In this module, I will be using lbl.csv which can be accessed from the following link. http://radwatch.berkeley.edu/sites/default/files/dosenet/lbl.csv



In [1]:

    
import csv
import io
import urllib.request     
url = 'https://radwatch.berkeley.edu/sites/default/files/dosenet/lbl.csv'

The io module allows Python to deal with objects formatted as bytes. Web sources are usually formatted in HTTP/bytes, rendering it incompatible with default Python modules.
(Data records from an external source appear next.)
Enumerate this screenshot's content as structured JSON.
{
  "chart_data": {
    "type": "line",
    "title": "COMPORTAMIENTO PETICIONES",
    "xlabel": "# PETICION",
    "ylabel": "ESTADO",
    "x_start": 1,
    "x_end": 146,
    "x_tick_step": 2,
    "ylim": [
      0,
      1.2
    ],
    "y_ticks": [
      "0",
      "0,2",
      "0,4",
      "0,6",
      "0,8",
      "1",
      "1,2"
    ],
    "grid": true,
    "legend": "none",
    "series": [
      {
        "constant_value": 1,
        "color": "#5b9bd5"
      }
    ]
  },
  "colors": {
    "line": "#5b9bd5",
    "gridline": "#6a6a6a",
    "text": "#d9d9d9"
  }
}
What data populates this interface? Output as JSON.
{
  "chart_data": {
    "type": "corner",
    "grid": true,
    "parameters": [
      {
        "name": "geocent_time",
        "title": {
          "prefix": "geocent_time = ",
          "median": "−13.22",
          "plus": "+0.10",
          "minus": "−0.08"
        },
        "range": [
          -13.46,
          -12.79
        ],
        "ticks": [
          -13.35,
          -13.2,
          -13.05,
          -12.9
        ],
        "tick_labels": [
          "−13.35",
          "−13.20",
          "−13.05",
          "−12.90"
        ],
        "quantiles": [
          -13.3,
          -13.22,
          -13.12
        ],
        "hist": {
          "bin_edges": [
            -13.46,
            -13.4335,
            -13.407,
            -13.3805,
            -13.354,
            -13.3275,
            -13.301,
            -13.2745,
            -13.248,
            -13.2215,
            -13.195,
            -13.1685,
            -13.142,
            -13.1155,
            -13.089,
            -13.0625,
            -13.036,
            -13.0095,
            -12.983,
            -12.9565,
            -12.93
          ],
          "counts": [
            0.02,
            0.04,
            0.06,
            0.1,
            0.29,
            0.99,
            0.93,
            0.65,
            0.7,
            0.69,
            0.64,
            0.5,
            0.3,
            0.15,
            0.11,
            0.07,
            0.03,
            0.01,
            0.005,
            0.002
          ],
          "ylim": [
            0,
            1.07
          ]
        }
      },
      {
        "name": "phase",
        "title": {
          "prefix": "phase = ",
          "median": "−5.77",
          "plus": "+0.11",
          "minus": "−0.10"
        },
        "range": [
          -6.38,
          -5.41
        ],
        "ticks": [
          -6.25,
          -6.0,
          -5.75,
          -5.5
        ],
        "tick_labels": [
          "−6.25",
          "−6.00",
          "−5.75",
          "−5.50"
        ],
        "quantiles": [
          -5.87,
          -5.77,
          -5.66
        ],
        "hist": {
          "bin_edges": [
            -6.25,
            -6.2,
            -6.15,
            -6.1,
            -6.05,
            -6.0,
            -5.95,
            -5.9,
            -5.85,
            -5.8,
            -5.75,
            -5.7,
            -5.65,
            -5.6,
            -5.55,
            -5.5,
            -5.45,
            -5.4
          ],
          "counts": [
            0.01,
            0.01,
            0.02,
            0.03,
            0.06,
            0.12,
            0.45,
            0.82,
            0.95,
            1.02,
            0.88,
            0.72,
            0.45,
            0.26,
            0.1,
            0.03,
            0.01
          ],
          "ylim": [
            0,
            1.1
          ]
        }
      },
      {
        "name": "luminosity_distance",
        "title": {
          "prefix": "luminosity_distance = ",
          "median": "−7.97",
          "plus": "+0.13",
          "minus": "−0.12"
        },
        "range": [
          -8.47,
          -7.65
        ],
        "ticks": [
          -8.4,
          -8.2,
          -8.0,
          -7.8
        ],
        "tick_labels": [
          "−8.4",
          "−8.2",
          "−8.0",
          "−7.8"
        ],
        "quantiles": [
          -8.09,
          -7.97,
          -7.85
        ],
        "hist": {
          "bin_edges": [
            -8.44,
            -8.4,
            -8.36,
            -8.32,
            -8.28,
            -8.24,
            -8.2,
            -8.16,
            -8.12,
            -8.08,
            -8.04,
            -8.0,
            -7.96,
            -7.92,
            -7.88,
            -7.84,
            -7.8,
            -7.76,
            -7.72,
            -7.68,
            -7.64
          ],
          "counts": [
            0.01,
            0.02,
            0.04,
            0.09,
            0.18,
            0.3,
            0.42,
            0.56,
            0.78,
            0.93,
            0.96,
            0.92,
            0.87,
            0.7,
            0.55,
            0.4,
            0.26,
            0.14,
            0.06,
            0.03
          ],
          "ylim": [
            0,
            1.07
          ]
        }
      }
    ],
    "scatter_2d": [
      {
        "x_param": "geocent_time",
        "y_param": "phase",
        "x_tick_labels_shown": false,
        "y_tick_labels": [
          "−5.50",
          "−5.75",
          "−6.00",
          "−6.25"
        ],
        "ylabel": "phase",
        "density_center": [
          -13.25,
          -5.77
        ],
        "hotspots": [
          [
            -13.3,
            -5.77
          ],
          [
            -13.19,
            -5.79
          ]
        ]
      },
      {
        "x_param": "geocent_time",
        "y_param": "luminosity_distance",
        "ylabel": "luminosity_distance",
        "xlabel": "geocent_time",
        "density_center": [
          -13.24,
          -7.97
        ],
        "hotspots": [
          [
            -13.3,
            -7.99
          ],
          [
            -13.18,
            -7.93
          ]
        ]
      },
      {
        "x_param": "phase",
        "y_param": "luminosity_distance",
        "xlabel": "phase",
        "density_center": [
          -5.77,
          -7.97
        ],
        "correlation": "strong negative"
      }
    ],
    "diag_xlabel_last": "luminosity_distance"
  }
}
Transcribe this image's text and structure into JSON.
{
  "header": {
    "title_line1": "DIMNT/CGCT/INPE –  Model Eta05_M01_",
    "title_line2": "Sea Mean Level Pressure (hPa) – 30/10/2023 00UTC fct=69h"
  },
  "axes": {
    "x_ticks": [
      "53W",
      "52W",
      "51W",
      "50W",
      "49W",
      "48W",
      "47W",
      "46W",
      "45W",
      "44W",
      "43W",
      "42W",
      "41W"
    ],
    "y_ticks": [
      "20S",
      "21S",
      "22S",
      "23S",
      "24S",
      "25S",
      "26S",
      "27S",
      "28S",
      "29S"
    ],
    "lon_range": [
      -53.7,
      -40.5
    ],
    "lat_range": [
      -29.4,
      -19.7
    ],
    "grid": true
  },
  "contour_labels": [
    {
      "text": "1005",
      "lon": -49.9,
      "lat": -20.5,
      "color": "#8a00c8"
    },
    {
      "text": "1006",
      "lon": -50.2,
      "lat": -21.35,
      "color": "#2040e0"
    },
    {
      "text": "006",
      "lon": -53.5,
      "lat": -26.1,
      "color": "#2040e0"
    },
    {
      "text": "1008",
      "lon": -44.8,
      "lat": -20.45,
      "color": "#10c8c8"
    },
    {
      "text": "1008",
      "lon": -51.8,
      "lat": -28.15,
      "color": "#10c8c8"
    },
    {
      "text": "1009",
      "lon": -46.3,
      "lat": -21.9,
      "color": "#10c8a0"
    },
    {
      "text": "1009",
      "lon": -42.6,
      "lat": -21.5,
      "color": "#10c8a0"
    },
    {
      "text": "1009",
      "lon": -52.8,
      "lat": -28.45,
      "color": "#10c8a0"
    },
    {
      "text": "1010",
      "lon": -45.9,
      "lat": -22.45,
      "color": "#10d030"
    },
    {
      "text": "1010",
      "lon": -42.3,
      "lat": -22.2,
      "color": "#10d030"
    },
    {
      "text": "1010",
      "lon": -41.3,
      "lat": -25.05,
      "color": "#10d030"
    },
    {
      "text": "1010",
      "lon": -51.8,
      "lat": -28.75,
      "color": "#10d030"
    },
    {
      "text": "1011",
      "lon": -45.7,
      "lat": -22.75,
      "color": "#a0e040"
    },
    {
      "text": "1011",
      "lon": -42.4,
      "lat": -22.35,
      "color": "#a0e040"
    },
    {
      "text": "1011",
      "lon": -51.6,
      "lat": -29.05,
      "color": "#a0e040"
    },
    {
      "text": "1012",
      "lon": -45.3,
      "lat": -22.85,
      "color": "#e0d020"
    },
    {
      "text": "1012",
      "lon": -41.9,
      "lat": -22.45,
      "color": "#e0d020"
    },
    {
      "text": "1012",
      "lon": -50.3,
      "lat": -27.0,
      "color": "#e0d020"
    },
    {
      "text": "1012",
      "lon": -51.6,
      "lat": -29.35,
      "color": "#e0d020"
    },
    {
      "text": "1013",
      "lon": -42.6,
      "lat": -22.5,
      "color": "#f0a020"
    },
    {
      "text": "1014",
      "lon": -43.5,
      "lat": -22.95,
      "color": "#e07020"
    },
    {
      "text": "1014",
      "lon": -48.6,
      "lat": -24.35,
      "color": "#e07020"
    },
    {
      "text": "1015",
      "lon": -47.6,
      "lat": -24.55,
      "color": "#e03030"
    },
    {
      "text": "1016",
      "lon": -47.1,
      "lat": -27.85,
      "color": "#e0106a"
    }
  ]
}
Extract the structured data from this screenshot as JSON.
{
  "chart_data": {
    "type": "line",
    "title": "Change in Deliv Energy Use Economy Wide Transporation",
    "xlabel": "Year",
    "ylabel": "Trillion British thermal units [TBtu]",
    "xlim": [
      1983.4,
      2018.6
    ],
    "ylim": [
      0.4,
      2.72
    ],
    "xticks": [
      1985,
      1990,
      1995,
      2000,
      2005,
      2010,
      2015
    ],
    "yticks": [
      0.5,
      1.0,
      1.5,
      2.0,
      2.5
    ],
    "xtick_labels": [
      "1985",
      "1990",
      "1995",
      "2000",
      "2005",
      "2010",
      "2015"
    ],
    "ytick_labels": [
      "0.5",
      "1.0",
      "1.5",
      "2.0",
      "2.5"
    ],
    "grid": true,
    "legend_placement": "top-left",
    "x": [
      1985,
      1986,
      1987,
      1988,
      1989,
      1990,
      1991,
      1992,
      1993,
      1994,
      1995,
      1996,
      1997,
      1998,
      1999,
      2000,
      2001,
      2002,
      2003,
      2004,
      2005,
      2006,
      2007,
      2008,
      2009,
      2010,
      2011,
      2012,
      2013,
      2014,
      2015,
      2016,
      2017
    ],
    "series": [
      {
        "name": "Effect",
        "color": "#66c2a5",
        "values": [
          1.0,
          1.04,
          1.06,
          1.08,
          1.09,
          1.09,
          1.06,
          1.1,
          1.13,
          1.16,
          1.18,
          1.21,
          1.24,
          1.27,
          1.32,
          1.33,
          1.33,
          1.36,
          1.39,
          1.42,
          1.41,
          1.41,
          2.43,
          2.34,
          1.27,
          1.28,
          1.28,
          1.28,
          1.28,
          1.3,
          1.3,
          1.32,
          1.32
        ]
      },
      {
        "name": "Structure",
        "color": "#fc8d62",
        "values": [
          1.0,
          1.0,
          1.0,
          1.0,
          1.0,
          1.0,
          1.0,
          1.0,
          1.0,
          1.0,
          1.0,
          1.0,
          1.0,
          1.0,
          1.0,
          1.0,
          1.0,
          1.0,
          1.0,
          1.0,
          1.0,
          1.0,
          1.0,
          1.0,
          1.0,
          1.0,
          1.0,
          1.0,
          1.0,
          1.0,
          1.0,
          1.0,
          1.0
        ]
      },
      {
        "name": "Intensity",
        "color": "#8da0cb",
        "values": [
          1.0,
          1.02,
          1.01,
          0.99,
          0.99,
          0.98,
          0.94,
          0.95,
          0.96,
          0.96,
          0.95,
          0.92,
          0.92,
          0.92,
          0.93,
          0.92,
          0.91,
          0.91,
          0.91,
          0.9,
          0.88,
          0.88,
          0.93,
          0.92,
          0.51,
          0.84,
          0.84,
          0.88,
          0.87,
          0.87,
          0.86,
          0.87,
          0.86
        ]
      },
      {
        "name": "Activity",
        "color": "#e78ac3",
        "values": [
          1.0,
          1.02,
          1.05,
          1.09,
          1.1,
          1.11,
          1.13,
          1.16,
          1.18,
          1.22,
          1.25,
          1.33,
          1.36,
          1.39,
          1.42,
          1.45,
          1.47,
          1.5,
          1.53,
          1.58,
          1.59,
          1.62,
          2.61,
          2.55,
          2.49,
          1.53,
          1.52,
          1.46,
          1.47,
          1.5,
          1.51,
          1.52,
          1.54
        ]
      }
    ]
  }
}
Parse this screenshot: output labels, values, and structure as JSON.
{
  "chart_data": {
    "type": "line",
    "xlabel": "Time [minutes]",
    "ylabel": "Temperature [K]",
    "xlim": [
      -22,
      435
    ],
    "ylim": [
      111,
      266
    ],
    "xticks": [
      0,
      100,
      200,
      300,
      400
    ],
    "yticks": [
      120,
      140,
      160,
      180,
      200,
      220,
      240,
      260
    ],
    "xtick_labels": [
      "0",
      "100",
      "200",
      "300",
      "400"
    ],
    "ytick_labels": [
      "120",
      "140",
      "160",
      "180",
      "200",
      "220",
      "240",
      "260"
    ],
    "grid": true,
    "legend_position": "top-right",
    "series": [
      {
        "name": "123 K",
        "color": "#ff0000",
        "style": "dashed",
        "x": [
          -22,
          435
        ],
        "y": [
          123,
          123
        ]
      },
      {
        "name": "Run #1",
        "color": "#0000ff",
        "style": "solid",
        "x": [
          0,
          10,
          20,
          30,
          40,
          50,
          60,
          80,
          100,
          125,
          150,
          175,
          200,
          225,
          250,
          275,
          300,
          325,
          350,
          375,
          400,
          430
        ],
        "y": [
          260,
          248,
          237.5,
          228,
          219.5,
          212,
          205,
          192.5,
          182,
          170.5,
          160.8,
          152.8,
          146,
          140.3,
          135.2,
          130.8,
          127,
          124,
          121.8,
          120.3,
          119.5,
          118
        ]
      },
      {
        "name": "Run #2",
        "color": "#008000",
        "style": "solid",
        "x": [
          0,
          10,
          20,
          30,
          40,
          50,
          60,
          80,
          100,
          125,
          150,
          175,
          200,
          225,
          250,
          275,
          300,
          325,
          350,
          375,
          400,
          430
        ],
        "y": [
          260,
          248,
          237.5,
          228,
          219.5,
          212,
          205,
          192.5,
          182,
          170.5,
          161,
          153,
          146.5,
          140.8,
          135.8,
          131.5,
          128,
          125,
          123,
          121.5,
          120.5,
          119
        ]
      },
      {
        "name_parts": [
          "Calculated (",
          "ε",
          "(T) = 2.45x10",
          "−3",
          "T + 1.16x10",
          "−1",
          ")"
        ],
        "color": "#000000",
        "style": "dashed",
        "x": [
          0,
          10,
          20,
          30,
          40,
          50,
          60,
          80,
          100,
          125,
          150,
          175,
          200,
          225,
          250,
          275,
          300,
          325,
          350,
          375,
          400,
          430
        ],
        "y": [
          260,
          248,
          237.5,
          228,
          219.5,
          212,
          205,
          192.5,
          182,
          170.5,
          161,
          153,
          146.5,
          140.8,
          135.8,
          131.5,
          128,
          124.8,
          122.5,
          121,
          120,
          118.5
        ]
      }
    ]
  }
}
The urllib module provides an interface to fetch data from the Internet.

The following lines will: access the DDL, makes the file compatible to Python, and prints the CSV. Take note that only the first two lines are different from reading a .CSV from your local disk storage.



In [2]:

    
def printwebCSV(url):
    response = urllib.request.urlopen(url)     
        # This line will fail without internet access.
    csvfile = io.TextIOWrapper(response)
        # io.TextIOWrapper decodes HTTP data and encodes the data as string 
        # objects that can be understood by Python    
    reader = csv.reader(csvfile)
    for row in reader:
        print(', '.join(row))

The next commands are an example of importing a CSV from a DDL. It also uses more compact syntax in order to reduce the number of lines:



In [3]:

    
def importwebCSV(url):
    response = urllib.request.urlopen(url)
    reader = csv.reader(io.TextIOWrapper(response))  
    datetime = []    
    cpm = []
    line = 0
    for row in reader:
        if line != 0:
            datetime.append(row[0])
            cpm.append(float(row[6]))
        line += 1    
        # Python syntax for line = line + 1 (+1 to current value for line)
    return (datetime,cpm)

This example typifies the overwhelming amount of data that you can handle with Python! In only a few seconds, this script can record over 60,000 data points in your computer's memory.